Never has a more talented cast been wasted as much as The Da Vinci Code ensemble. Everyone is staid and serious; not even a joke could be told without a concerned wrinkle. Their facial expressions are full of mock intensity and heavy breathing that seem to add little to the drama.
Hanks has always been a enthusiastic actor, but he is terrible as Robert Langdon. I don't think it is entirely Hanks's fault that his performance is anything less than superb, considering he is a miscast from the first frame of his appearance to the last. Someone like Russell Crowe could have done a better job with the Langdon character.

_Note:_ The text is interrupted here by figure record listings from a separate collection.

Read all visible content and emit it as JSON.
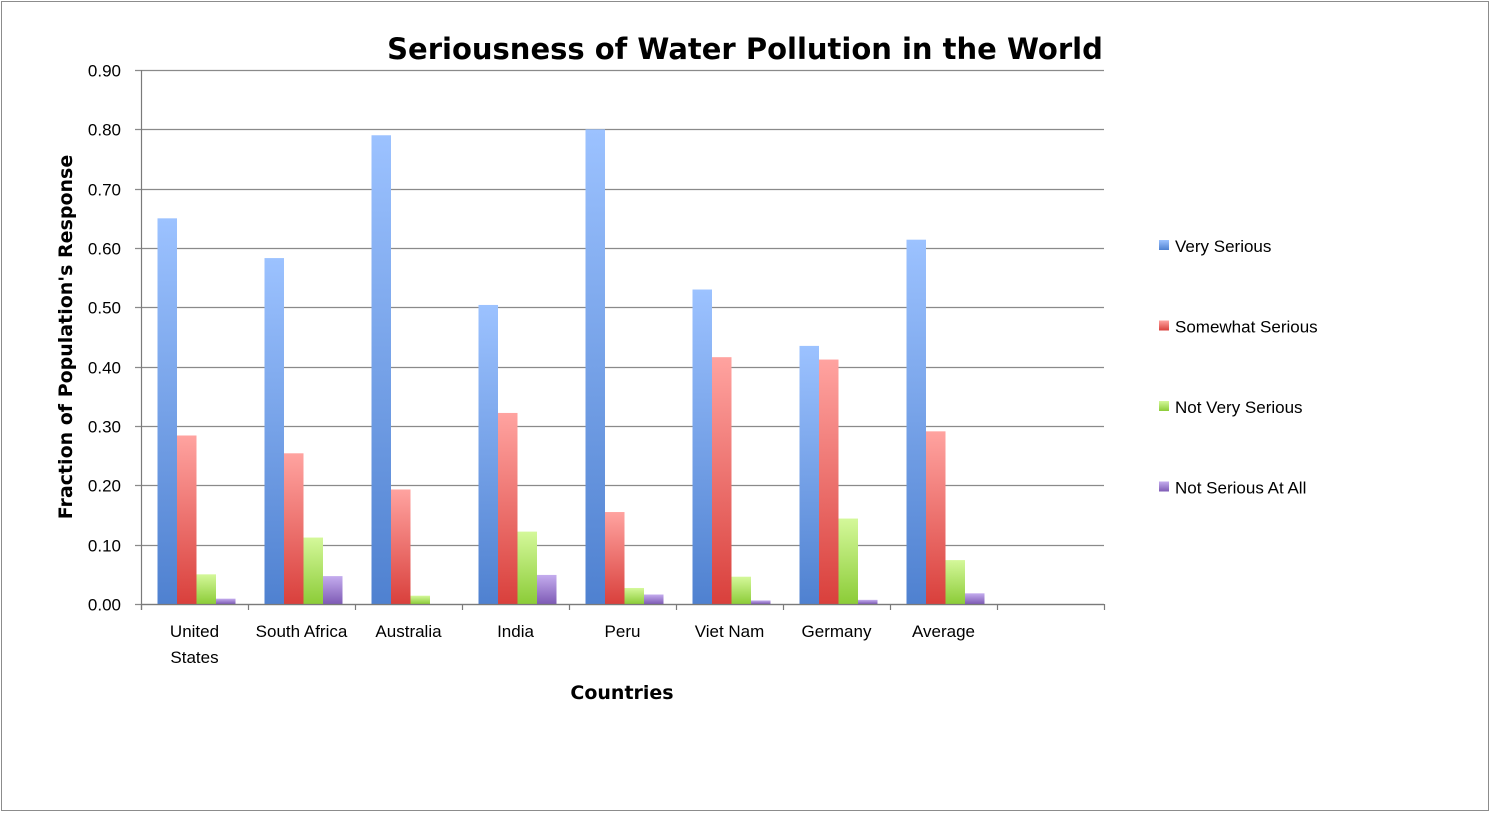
{
  "chart_data": {
    "type": "bar",
    "title": "Seriousness of Water Pollution in the World",
    "xlabel": "Countries",
    "ylabel": "Fraction of Population's Response",
    "ylim": [
      0,
      0.9
    ],
    "ytick_step": 0.1,
    "yticks": [
      "0.00",
      "0.10",
      "0.20",
      "0.30",
      "0.40",
      "0.50",
      "0.60",
      "0.70",
      "0.80",
      "0.90"
    ],
    "grid": true,
    "legend_position": "right",
    "categories": [
      [
        "United",
        "States"
      ],
      [
        "South Africa"
      ],
      [
        "Australia"
      ],
      [
        "India"
      ],
      [
        "Peru"
      ],
      [
        "Viet Nam"
      ],
      [
        "Germany"
      ],
      [
        "Average"
      ],
      [
        ""
      ]
    ],
    "series": [
      {
        "name": "Very Serious",
        "color": "#4f81d0",
        "color_light": "#9cc2ff",
        "values": [
          0.65,
          0.583,
          0.79,
          0.504,
          0.8,
          0.53,
          0.435,
          0.614,
          null
        ]
      },
      {
        "name": "Somewhat Serious",
        "color": "#d9403c",
        "color_light": "#ffa3a0",
        "values": [
          0.284,
          0.254,
          0.193,
          0.322,
          0.155,
          0.416,
          0.412,
          0.291,
          null
        ]
      },
      {
        "name": "Not Very Serious",
        "color": "#8ccc38",
        "color_light": "#d4f89a",
        "values": [
          0.05,
          0.112,
          0.014,
          0.122,
          0.027,
          0.046,
          0.144,
          0.074,
          null
        ]
      },
      {
        "name": "Not Serious At All",
        "color": "#7e5bb5",
        "color_light": "#c4acee",
        "values": [
          0.009,
          0.047,
          0.0,
          0.049,
          0.016,
          0.006,
          0.007,
          0.018,
          null
        ]
      }
    ]
  }
}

The fact that Hanks has absolutely no chemistry with his co-star, French actress, Audrey Tautou, is a massive disappointment. In the novel, Langdon and Sophie were gradually falling in love, but that is not apparent in the film, and probably for the better. Tautou struggles with her English, but she pulls through the film. Tautou is a beautiful woman and has enough charm to carry a mediocre movie like Amelie, but The Da Vinci Code doesn't allow her to show off any of her charms or likability. Tautou would enter a scene, say everything that must be said with a pout, and her presence slowly evaporates. In the film, Sophie is a boring character and the way she reacts to serious situations is just by being more serious doesn't give enough of an emotional or dramatic punch.
The supporting cast doesn't do the film any favors either. Bettany and McKellan seem to be suited for their roles, but they bring little to the film. Bettany doesn't have a lot of good material to work with so his character just kind of tears through the film like a benign villain. McKellan starts off by taking the material as seriously as Hanks and Tautou, but later on decides to joke around. McKellan's later attempt to make the film a little more brighter is simply too little, too late. Molina and Reno act like backdrop, contributing nothing that could ever serve as an impact.
Being able to film a thriller in Paris should be any American director's dream, but Howard doesn't take advantage of the opportunity. Instead, he paints a gloomy portrait of dark streets with sloppy close-up of car chases complete with blank character reaction shots. Even when he gets to film in a seemingly gorgeous church, Howard directs the scenes with such laziness and visual incompetence that it is saddening to witness. The scenes in London also lacks beauty. Everything results in a lot of chasing around but there is no adrenaline pumping at all. Unfortunately, not even Hans Zimmer's score, which sounds like the recycled bits from Batman Begins, adds anything to those cat-and-mouse chase scenes.
The film seems to assume that everyone in the audience has read the book, which makes the general feel of the film a tad incoherent. Goldman's script is a fine example of blatant storytelling convenience whose main goal is move the plot forward without developing the characters at all. At least Brown, as silly as his novel was, knew how to get his readers emotionally invested into the characters and because the reader cared about the characters, they cared about the mystery they were trying to solve as well. But it seems like Brown's tale is defunct on film and only the pages seem to function well.
The film has a big budget, but it has no substance or any entertainment value. In fact, watching all 2 hours and 25 minutes of this film is equivalent to exhausting yourself. If you want to see a movie with a lot of clues that fit nicely together, go rent National Treasure or National Treasure: Book of Secrets for a far more entertaining adventure. At least with those movies, you will find a cast that is smart enough to know that their film is logically doomed and doesn't bother to take the material seriously--not even for a second. The Da Vinci Code is simply a boring blockbuster that makes everyone involved look bad.